There is no asking why he mean by possible functional programming as mentioned by haylem. Here it is:
It depends what you mean by "functional programming" and by
"possible".
Functional programming cannot have different definitions or meaning though it may have many explanations.
Like OOP, can we ask "what do you mean by OOP?".
Definitely there will be lot of explanations but it will just pertain to one objective, the objective of OOP.
The same applies to functional programming.
When we say functional meaning the programs consist of functions.
The role of the functions is to return an evaluated argument/parameter (argument is variable is the expression came when calling the function while parameter is variable that is a part of the function declaration).
Also functions will always return the same result when same arguments is passed. In that way it is easier to avoid bugs or debug future bugs. By functional programming we can avoid side effects like modifying global variable.
example in JavaScript:
function increment(lis){
return lis.map(
function (x){
return x+2;
}
);
}
var myList = [4, 7, 2, 3];
console.log(increment(myList));
console.log(myList);
The function increment adds 1 value to each of the element inside object and return the result.

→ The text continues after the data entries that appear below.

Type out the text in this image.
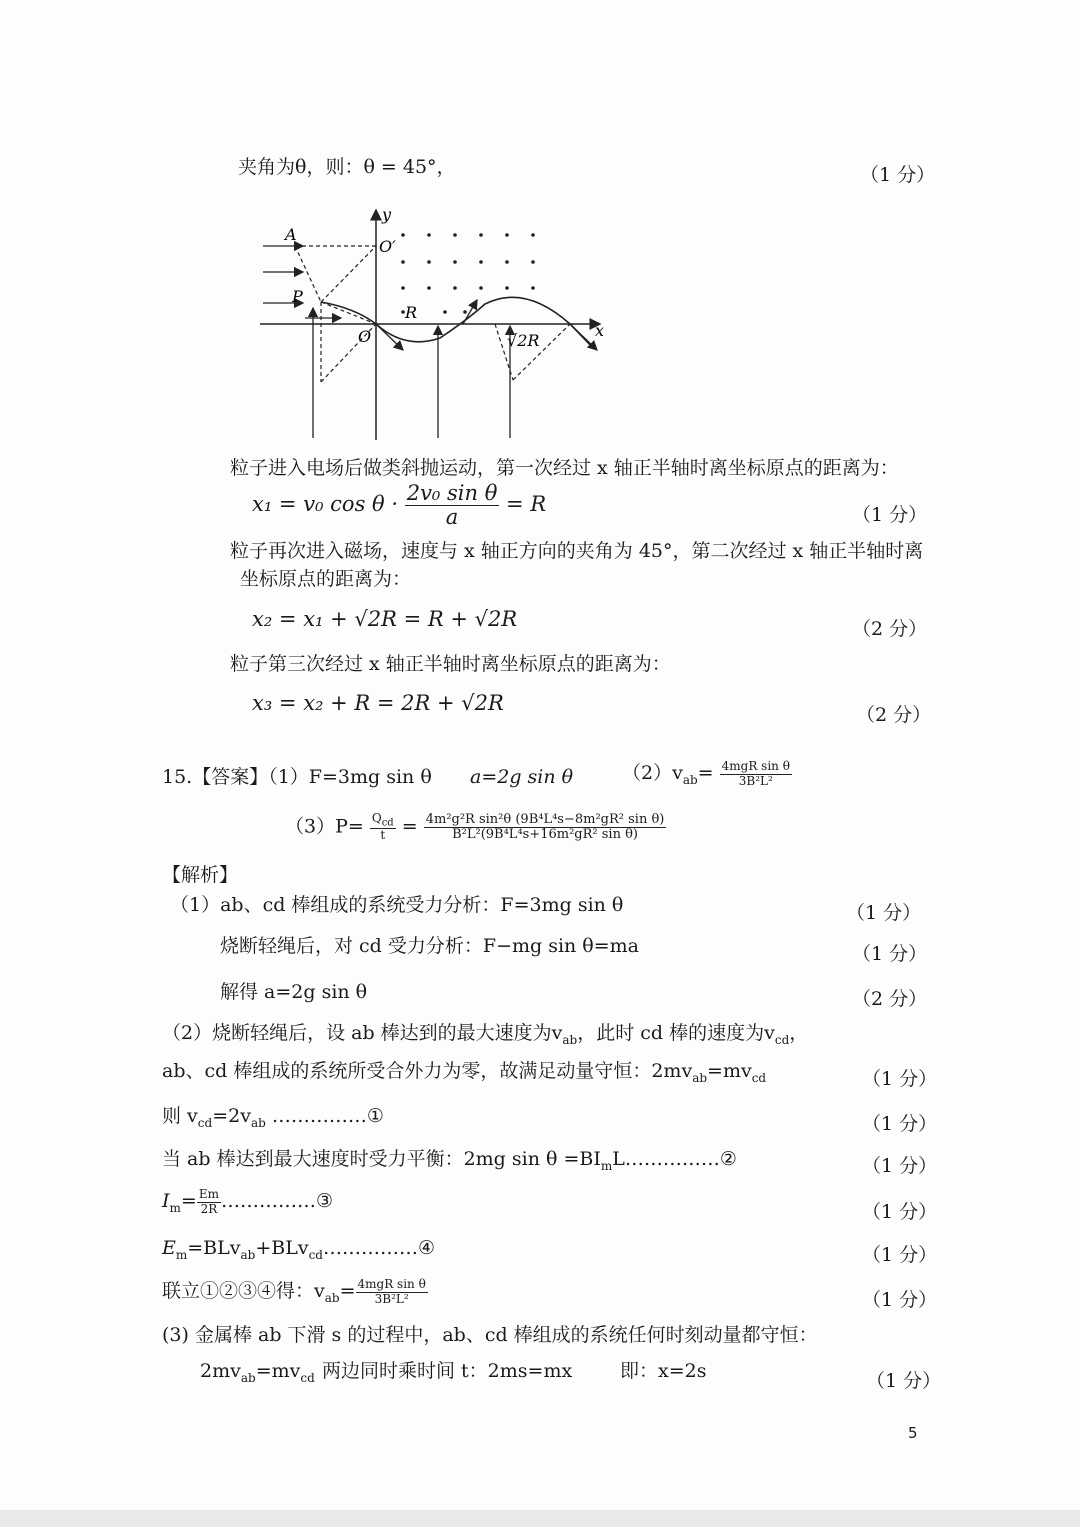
夹角为θ，则：θ = 45°，	（1 分）
y
x
A
O′
P
O
R
√2R
粒子进入电场后做类斜抛运动，第一次经过 x 轴正半轴时离坐标原点的距离为：
x₁ = v₀ $\cos \theta \cdot \frac{\text{2v₀ sin θ}}{a} = R$	（1 分）
粒子再次进入磁场，速度与 x 轴正方向的夹角为 45°，第二次经过 x 轴正半轴时离
坐标原点的距离为：
x₂ = x₁ + √2R = R + √2R	（2 分）
粒子第三次经过 x 轴正半轴时离坐标原点的距离为：
x₃ = x₂ + R = 2R + √2R	（2 分）
15.【答案】（1）F=3mg sin θ a=2g sin θ	$(2)v_{ab}= \frac{\text{4mgR sin θ}}{\text{3B²L²}}$
$(3)P= \frac{Q_{cd}}{t} = \frac{\text{4m²g²R sin²θ (9B⁴L⁴s−8m²gR² sin θ)}}{\text{B²L²(9B⁴L⁴s+16m²gR² sin θ)}}$
【解析】
（1）ab、cd 棒组成的系统受力分析：F=3mg sin θ	（1 分）
烧断轻绳后，对 cd 受力分析：F−mg sin θ=ma	（1 分）
解得 a=2g sin θ	（2 分）
（2）烧断轻绳后，设 ab 棒达到的最大速度为$v_{ab}$，此时 cd 棒的速度为$v_{cd}$，
ab、cd 棒组成的系统所受合外力为零，故满足动量守恒：$2mv_{ab}=mv_{cd}$	（1 分）
则 $v_{cd}=2v_{ab}$ ……………①	（1 分）
当 ab 棒达到最大速度时受力平衡：2mg $\sin \theta =BI_mL\dots\dots\dots\dots\dots ②$	（1 分）
$I_m= \frac{Em}{2R}$ ……………③	（1 分）
$E_m=BLv_{ab}+BLv_{cd}\dots\dots\dots\dots\dots ④$	（1 分）
联立①②③④得：$v_{ab}= \frac{\text{4mgR sin θ}}{\text{3B²L²}}$	（1 分）
(3) 金属棒 ab 下滑 s 的过程中，ab、cd 棒组成的系统任何时刻动量都守恒：
$2mv_{ab}=mv_{cd}$ 两边同时乘时间 t：2ms=mx	即：x=2s	（1 分）
5
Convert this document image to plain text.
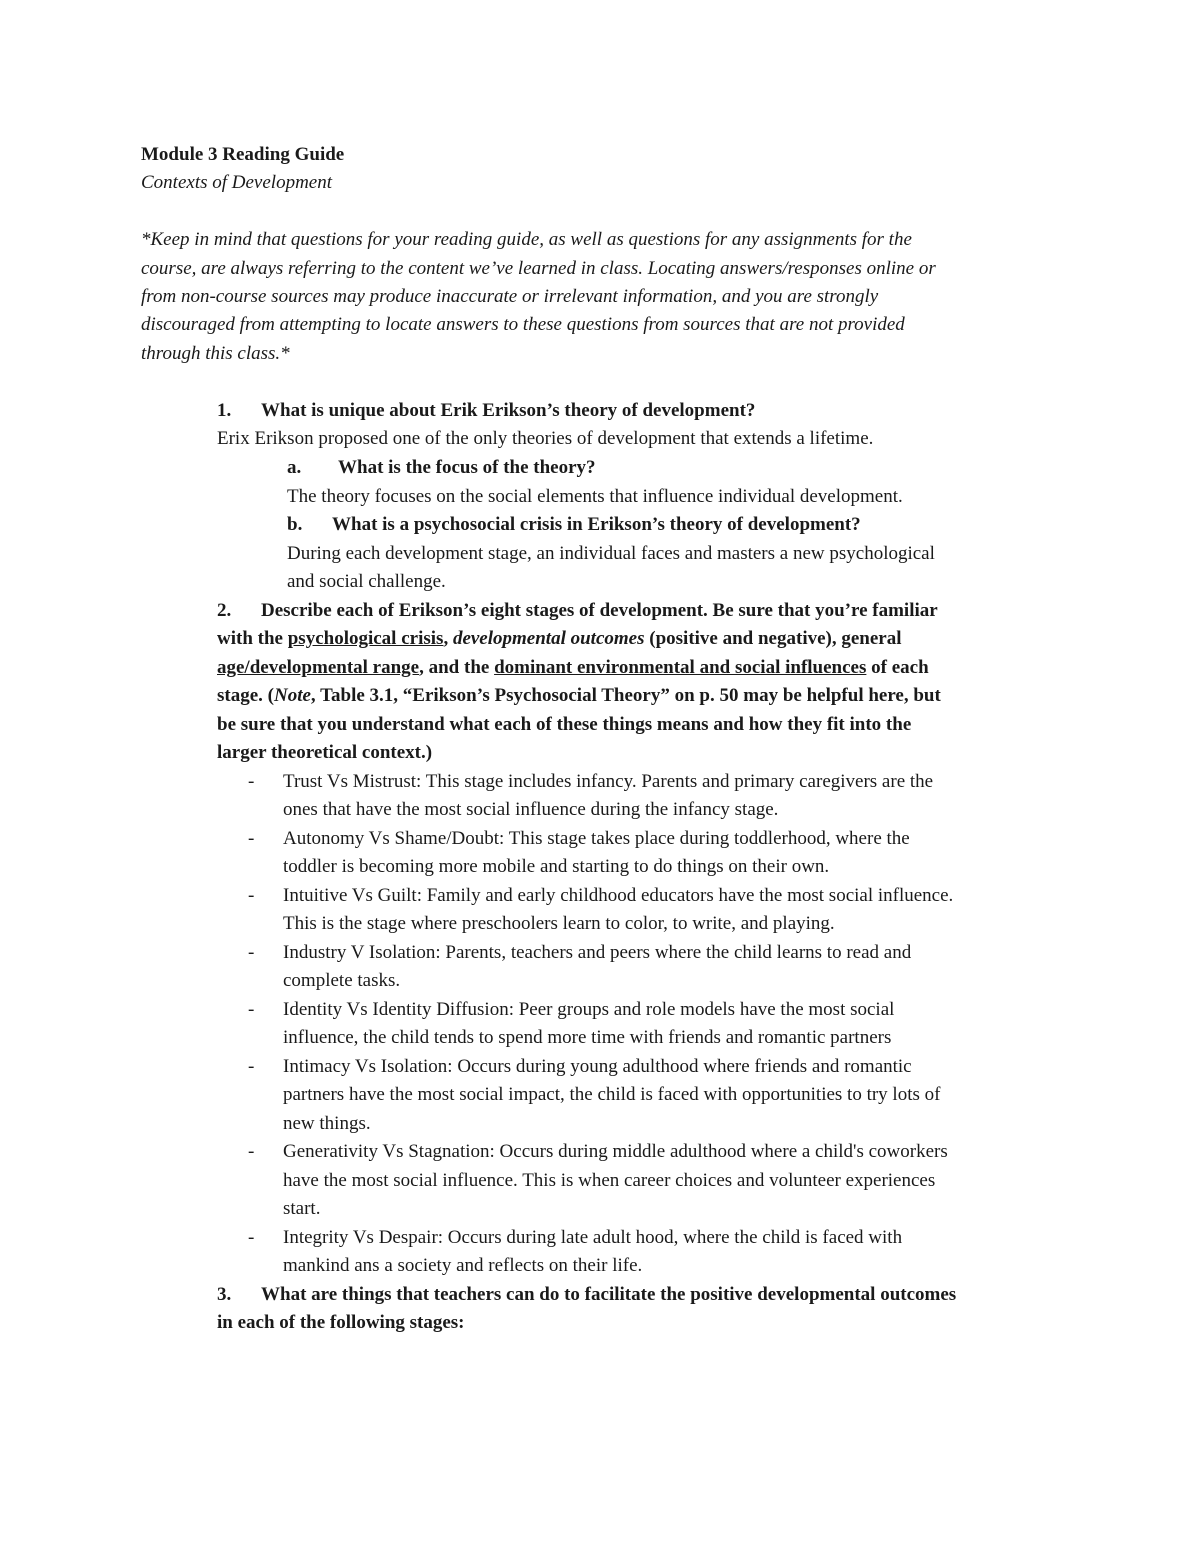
Module 3 Reading Guide
Contexts of Development
*Keep in mind that questions for your reading guide, as well as questions for any assignments for the
course, are always referring to the content we’ve learned in class. Locating answers/responses online or
from non-course sources may produce inaccurate or irrelevant information, and you are strongly
discouraged from attempting to locate answers to these questions from sources that are not provided
through this class.*
1. What is unique about Erik Erikson’s theory of development?
Erix Erikson proposed one of the only theories of development that extends a lifetime.
a. What is the focus of the theory?
The theory focuses on the social elements that influence individual development.
b. What is a psychosocial crisis in Erikson’s theory of development?
During each development stage, an individual faces and masters a new psychological
and social challenge.
2. Describe each of Erikson’s eight stages of development. Be sure that you’re familiar
with the psychological crisis, developmental outcomes (positive and negative), general
age/developmental range, and the dominant environmental and social influences of each
stage. (Note, Table 3.1, “Erikson’s Psychosocial Theory” on p. 50 may be helpful here, but
be sure that you understand what each of these things means and how they fit into the
larger theoretical context.)
- Trust Vs Mistrust: This stage includes infancy. Parents and primary caregivers are the
ones that have the most social influence during the infancy stage.
- Autonomy Vs Shame/Doubt: This stage takes place during toddlerhood, where the
toddler is becoming more mobile and starting to do things on their own.
- Intuitive Vs Guilt: Family and early childhood educators have the most social influence.
This is the stage where preschoolers learn to color, to write, and playing.
- Industry V Isolation: Parents, teachers and peers where the child learns to read and
complete tasks.
- Identity Vs Identity Diffusion: Peer groups and role models have the most social
influence, the child tends to spend more time with friends and romantic partners
- Intimacy Vs Isolation: Occurs during young adulthood where friends and romantic
partners have the most social impact, the child is faced with opportunities to try lots of
new things.
- Generativity Vs Stagnation: Occurs during middle adulthood where a child's coworkers
have the most social influence. This is when career choices and volunteer experiences
start.
- Integrity Vs Despair: Occurs during late adult hood, where the child is faced with
mankind ans a society and reflects on their life.
3. What are things that teachers can do to facilitate the positive developmental outcomes
in each of the following stages:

The value of myList did not change but when we call the functions we saw the added value to elements of that object.
As my response to Is Functional Programming possible in Java?, I believe that it is not possible to have true functional programming in java. Because java is really designed to be OOP in which it extends imperative programming and improved it for maintainability. When the state of an object, variable etc, has changed then, that is already an imperative programming.